JPMorgan Chase & Co. will pay $150 million to settle fraud allegations tied to its “London Whale” trading debacle, after U.S. District Judge George B. Daniels gave final approval to the class action settlement last month. Judge Daniels found that the settlement was “fair, reasonable and adequate” for the class of investors, saying the two objections had no merit. The settlement was placed into escrow in January and has been accruing interest since then. It was reported that an expert for the investors had estimated a maximum recovery at trial of about $2 billion.
Apparently there was a risk that the Plaintiffs could establish that bank CEO Jamie Dimon and former finance chief Douglas Braunstein knew that they were making misleading statements during an April 2012 conference call. Dimon and Braunstein have maintained that they believed their statements to have been true when they were made, but the investors have argued the opposite. None of the institutional investors, which held about 76 percent of the stock during the class period, objected to the settlement. Anyone who bought JPMorgan common shares between April 13 and May 21, 2012, will be part of the settling class.

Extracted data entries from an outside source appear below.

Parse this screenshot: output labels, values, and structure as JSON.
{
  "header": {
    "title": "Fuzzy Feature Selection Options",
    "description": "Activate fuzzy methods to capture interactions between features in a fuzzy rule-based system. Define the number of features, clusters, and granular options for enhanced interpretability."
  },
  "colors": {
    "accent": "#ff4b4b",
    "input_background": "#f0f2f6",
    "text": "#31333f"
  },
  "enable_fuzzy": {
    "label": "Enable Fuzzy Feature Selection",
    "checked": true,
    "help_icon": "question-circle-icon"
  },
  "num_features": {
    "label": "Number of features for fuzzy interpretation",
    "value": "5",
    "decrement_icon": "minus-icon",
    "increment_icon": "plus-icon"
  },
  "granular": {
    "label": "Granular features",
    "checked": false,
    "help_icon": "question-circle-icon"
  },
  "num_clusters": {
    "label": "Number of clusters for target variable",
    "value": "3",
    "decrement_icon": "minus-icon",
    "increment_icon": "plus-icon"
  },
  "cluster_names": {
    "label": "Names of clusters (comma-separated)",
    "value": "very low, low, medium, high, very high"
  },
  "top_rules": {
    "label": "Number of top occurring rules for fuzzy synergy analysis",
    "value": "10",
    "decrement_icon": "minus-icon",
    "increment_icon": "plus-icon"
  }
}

The suit was filed in 2012, and in 2014, during motions to dismiss, Judge Daniels reduced the scope of the case by dismissing three individual defendants and limiting the investors’ claims to statements made by Dimon and Braunstein during the conference call. During that call, Dimon, addressing reports of the losses, called the matter “a complete tempest in a teapot.”
Other “London Whale” civil suits – which use the name given to Bruno Iksil, the former JPMorgan trader whose bets caused the losses – have been dismissed, including employee pension and derivative claims against the bank. The bank itself settled with U.S. and United Kingdom regulators in 2013.